For decades, institutional review boards (IRBs) have been responsible for ensuring that research conducted on people is ethical, and that trial participants are adequately protected. But independent IRBs, sometimes called commercial IRBs, have been accused of placing profits ahead of their mission. Since the pharmaceutical firms pay independent IRBs for their reviews and oversight of trials, so the thinking goes, there’s a conflict of interest that casts doubt on the integrity of the IRB’s decisions.
Advocates of university- and hospital-based IRBs have been making these arguments since the Food and Drug Administration first allowed independent IRB review in 1981. Our company, Quorum Review IRB, has been doing IRB reviews for 25 years. Over that span, the arguments have not changed much.
What has changed is clinical research. Local IRBs, sometimes called institutional IRBs, have traditionally had jurisdiction over one research project in one location. Today, clinical trials tend to have multiple investigators in multiple locations, all following the same protocol. In such instances, independent IRBs, which routinely oversee dozens or hundreds of sites for a particular trial, are better equipped to oversee such studies.
After decades of debate over conflict of interest versus efficiency, we believe it is time to discard the blanket criticisms based on where an IRB is located or how it is structured. The focus should instead be on finding meaningful ways to gauge the quality of all IRB reviews.
STAT reporter Sheila Kaplan wrote that an inability to assess the quality of IRB review is part of the problem. We disagree. It is the problem. The clinical research community has not developed criteria to measure whether an IRB’s reviews are “good” or “bad.” We have tried looking at how quickly IRBs review protocols; at whether they have earned accreditation; at whether audits find they comply with regulations; and at what kinds of conflicts of interest may or may not exist within one IRB structure, compared to another. None of these measures are adequate proxies for judging whether an IRB’s decisions consistently follow ethical standards for protecting human subjects.

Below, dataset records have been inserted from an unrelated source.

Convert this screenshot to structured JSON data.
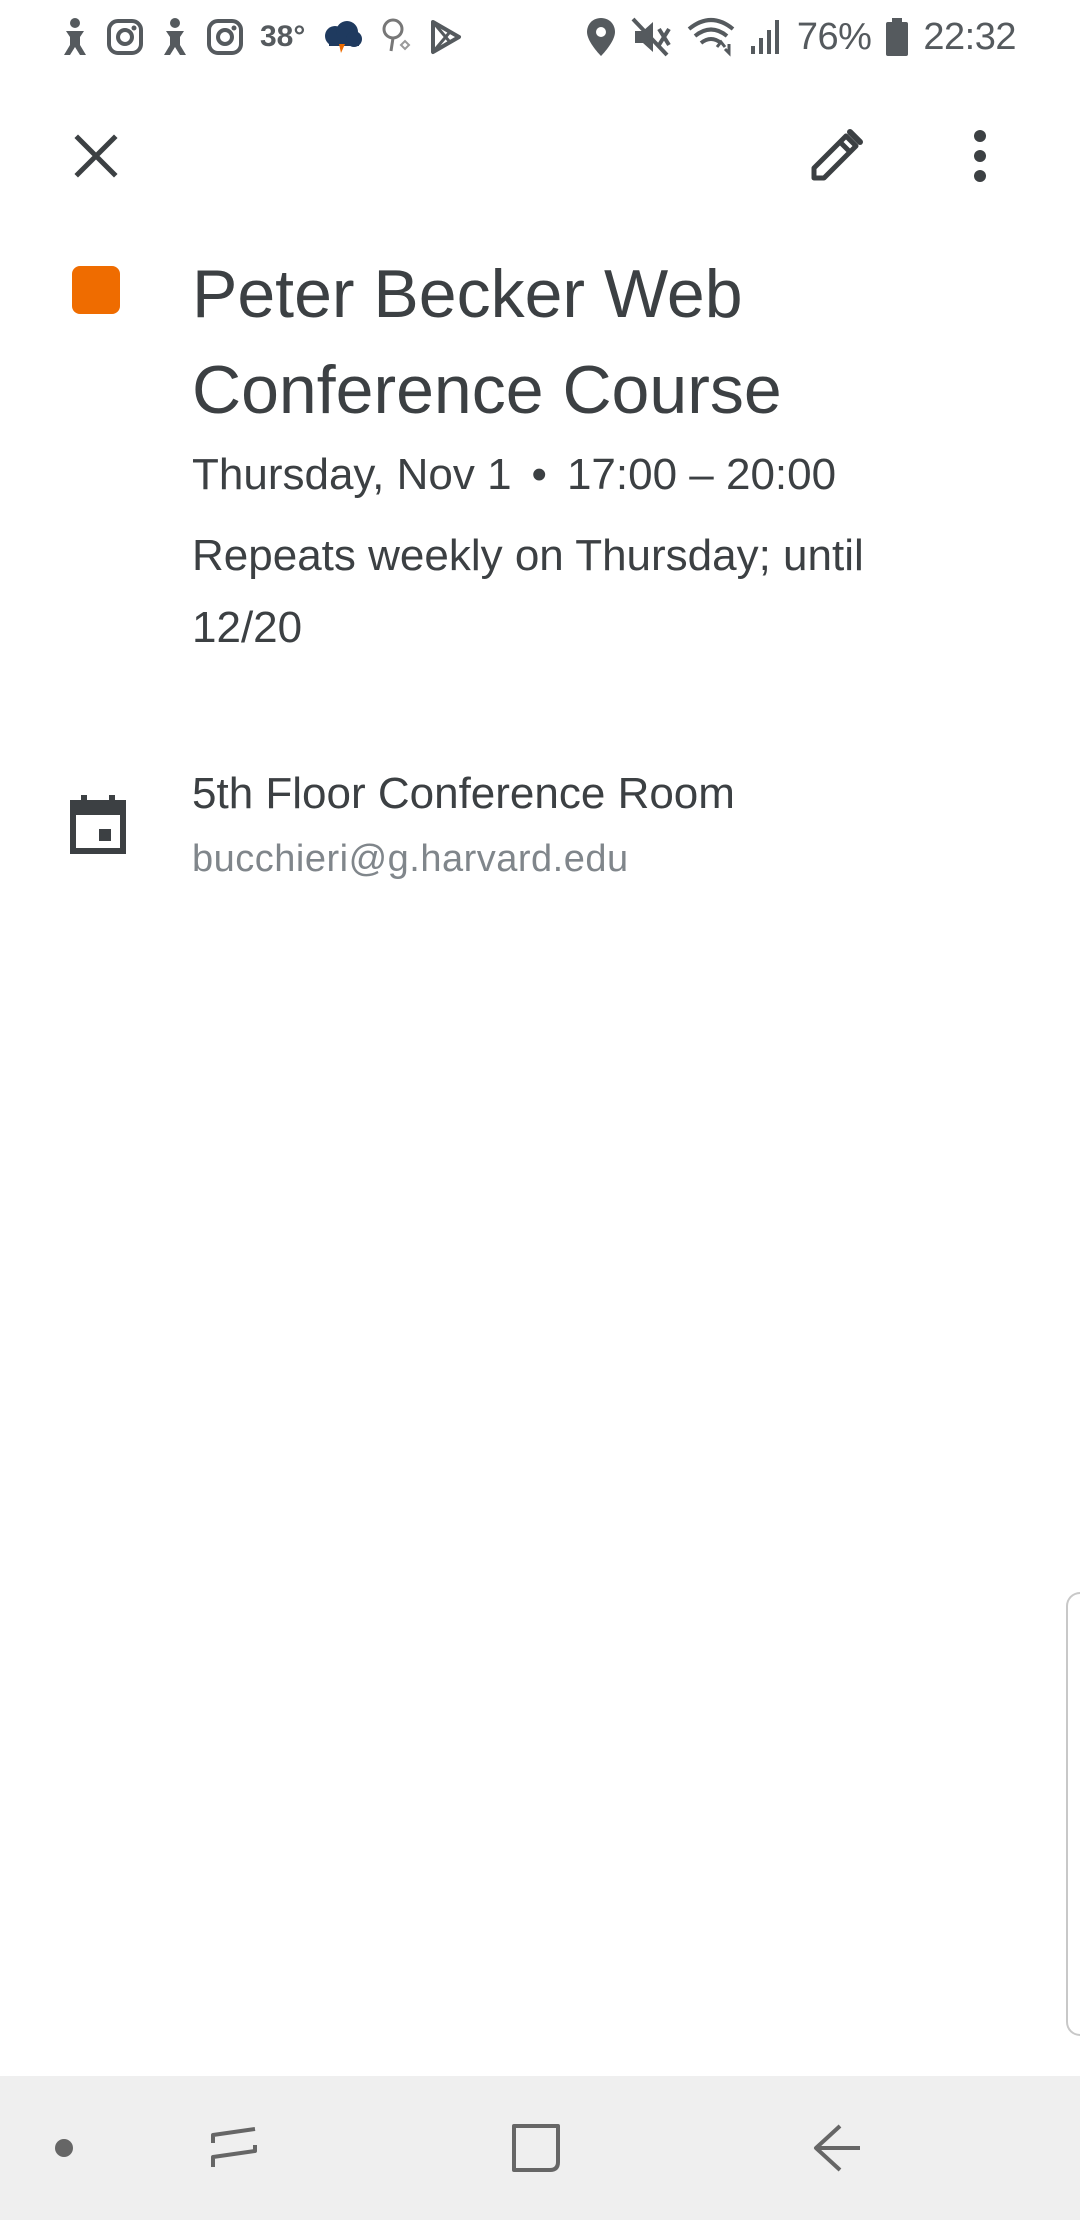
{
  "status_bar": {
    "temperature": "38°",
    "battery_percent": "76%",
    "time": "22:32",
    "icons_left": [
      "accessibility-icon",
      "instagram-icon",
      "accessibility-icon",
      "instagram-icon",
      "weather-icon",
      "app-notification-icon",
      "play-store-icon"
    ],
    "icons_right": [
      "location-icon",
      "mute-icon",
      "wifi-icon",
      "signal-icon",
      "battery-icon"
    ]
  },
  "toolbar": {
    "close_icon": "close-icon",
    "edit_icon": "pencil-icon",
    "more_icon": "more-vert-icon"
  },
  "event": {
    "color": "#ef6c00",
    "title": "Peter Becker Web Conference Course",
    "date": "Thursday, Nov 1",
    "separator": "•",
    "time_range": "17:00 – 20:00",
    "recurrence": "Repeats weekly on Thursday; until 12/20"
  },
  "calendar": {
    "icon": "calendar-icon",
    "name": "5th Floor Conference Room",
    "owner": "bucchieri@g.harvard.edu"
  },
  "nav_bar": {
    "buttons": [
      "dot-icon",
      "recents-icon",
      "home-icon",
      "back-icon"
    ]
  }
}
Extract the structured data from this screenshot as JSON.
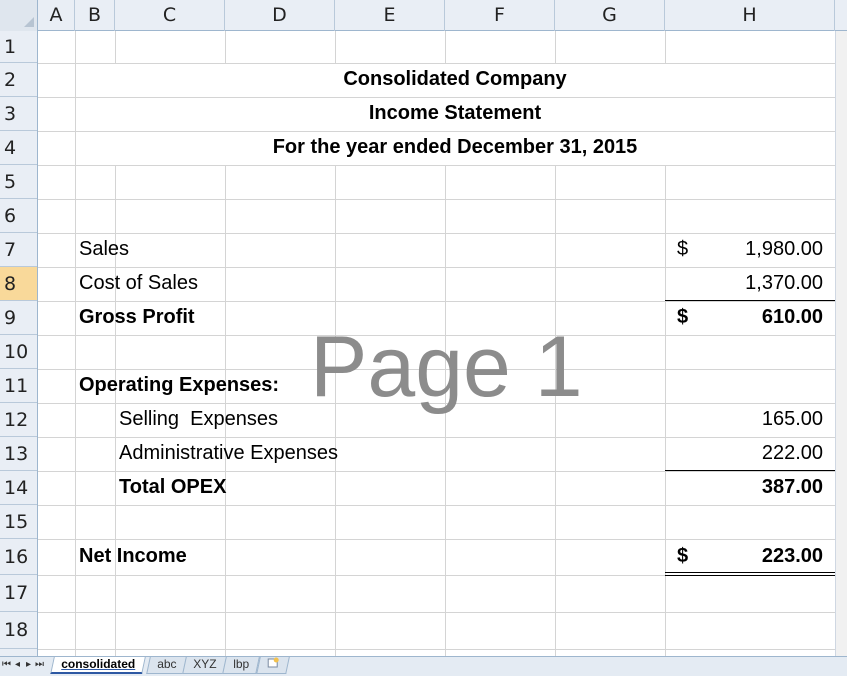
{
  "columns": [
    "A",
    "B",
    "C",
    "D",
    "E",
    "F",
    "G",
    "H"
  ],
  "rows": [
    "1",
    "2",
    "3",
    "4",
    "5",
    "6",
    "7",
    "8",
    "9",
    "10",
    "11",
    "12",
    "13",
    "14",
    "15",
    "16",
    "17",
    "18"
  ],
  "selected_row": "8",
  "header": {
    "company": "Consolidated Company",
    "statement": "Income Statement",
    "period": "For the year ended December 31, 2015"
  },
  "watermark": "Page 1",
  "lines": {
    "sales": {
      "label": "Sales",
      "currency": "$",
      "value": "1,980.00"
    },
    "cost_of_sales": {
      "label": "Cost of Sales",
      "value": "1,370.00"
    },
    "gross_profit": {
      "label": "Gross Profit",
      "currency": "$",
      "value": "610.00"
    },
    "opex_header": {
      "label": "Operating Expenses:"
    },
    "selling": {
      "label": "Selling  Expenses",
      "value": "165.00"
    },
    "admin": {
      "label": "Administrative Expenses",
      "value": "222.00"
    },
    "total_opex": {
      "label": "Total OPEX",
      "value": "387.00"
    },
    "net_income": {
      "label": "Net Income",
      "currency": "$",
      "value": "223.00"
    }
  },
  "sheet_tabs": {
    "active": "consolidated",
    "others": [
      "abc",
      "XYZ",
      "lbp"
    ]
  },
  "icons": [
    "first-sheet-nav-icon",
    "prev-sheet-nav-icon",
    "next-sheet-nav-icon",
    "last-sheet-nav-icon",
    "insert-sheet-icon"
  ]
}
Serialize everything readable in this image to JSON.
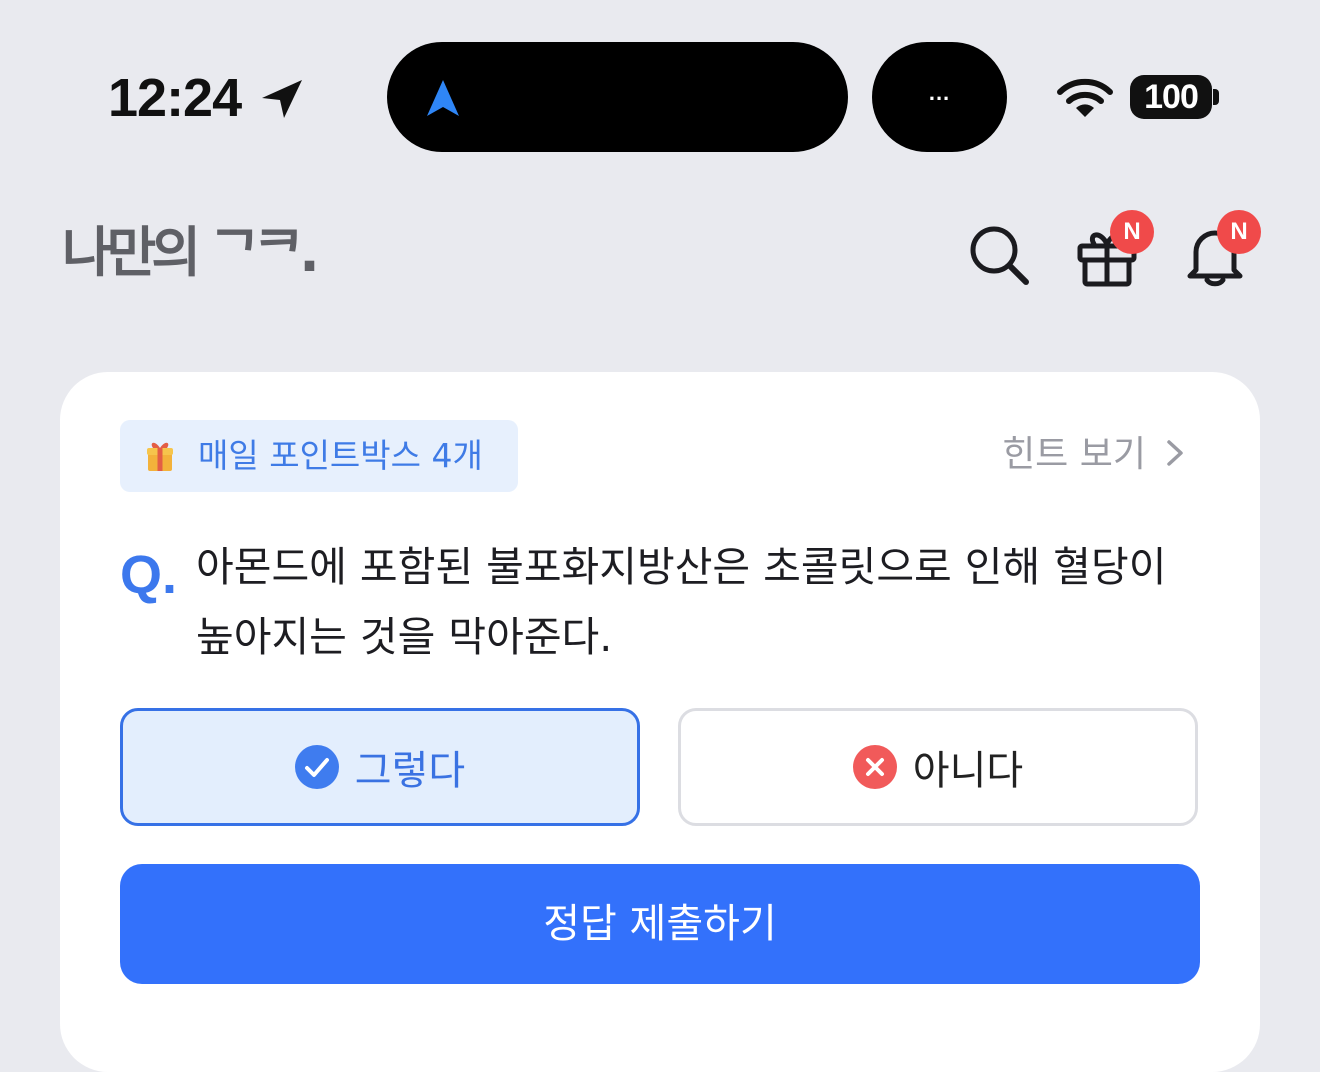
{
  "status_bar": {
    "time": "12:24",
    "island_dots": "...",
    "battery": "100"
  },
  "header": {
    "logo": "나만의 ᄀᄏ.",
    "gift_badge": "N",
    "bell_badge": "N",
    "icons": [
      "search-icon",
      "gift-icon",
      "bell-icon"
    ]
  },
  "quiz": {
    "point_chip": "매일 포인트박스 4개",
    "hint_label": "힌트 보기",
    "q_prefix": "Q.",
    "question": "아몬드에 포함된 불포화지방산은 초콜릿으로 인해 혈당이 높아지는 것을 막아준다.",
    "options": [
      {
        "label": "그렇다",
        "selected": true
      },
      {
        "label": "아니다",
        "selected": false
      }
    ],
    "submit_label": "정답 제출하기"
  },
  "colors": {
    "accent": "#3371fb",
    "badge": "#f04a4a",
    "background": "#e9eaef"
  }
}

Admittedly, the criteria for IRB approval can seem subjective: risks should be “minimized;” they must be “reasonable” in relation to the anticipated benefits of the research; and informed consent must be “understandable” to the subjects. In making these determinations, individual IRBs should not rely solely on the values and experience of their particular members but also make decisions based on broadly held societal norms.
The only way to do that is to create a shared record of ongoing decisions and their justifications. Continued use will refine such a cumulative record into an evolving consensus. This approach could move the discussion about IRBs away from protocol details or regulatory compliance and toward ethical principles.
In clinical medicine, choosing a course of action is a matter of craft, experience, and values. When caring for an individual patient, much of medical quality comes down to a doctor’s experience. So-called evidence-based medicine and the learning health care system are reactions to this reality and seek to move medical decisions beyond the expertise of an individual doctor.
In a similar way, we believe that individual IRBs and the IRB enterprise as a whole should become a learning system. We should build a body of justified ethical decisions and gauge performance on the consistency of IRB decisions over time, as well as how departures from past decisions are justified.
What could an IRB learning system look like in practical terms? Overall, it would involve sharing decisions between IRBs, as well as more open communication between IRB leadership. For individual IRBs it would mean gauging how consistent each committee’s decisions were over time and across studies. The current generation of IRB management software is designed to facilitate processes and make review materials accessible, but it is technically feasible to build systems that recognize the similarities between protocols and populations. That would let IRB members easily take past decisions into account as a foundation on which to build an ongoing ethical edifice.
Establishing a generally recognized measure of quality in IRB review is more important now than ever. The National Institutes of Health has announced that by May 2017 it will not allow multiple, redundant IRB reviews of the same protocol, but will require that a single IRB oversee all investigators at multiple sites. The same mandate may extend to other federally funded studies if proposed changes to the Common Rule come into effect.
Those policies may or may not specify whether an IRB must be located in a university, be part of a government agency, or be run by a privately owned company. But they will definitely require that the IRB be equipped to oversee trials with multiple investigators. The NIH has already said it will need assurances that the IRB chosen for a study is appropriate for the research and up to the task.
An assessment system that draws on the quality of decisions — not on speed, not on ownership, not solely on compliance to the letter of the regulations — can ensure that an IRB can be trusted to protect the rights and welfare of research participants in this new and complex environment.
Stephen Rosenfeld, MD, is the chair of Quorum Review IRB. Jim Gearhart is senior manager of publications and online content and a co-owner of Quorum.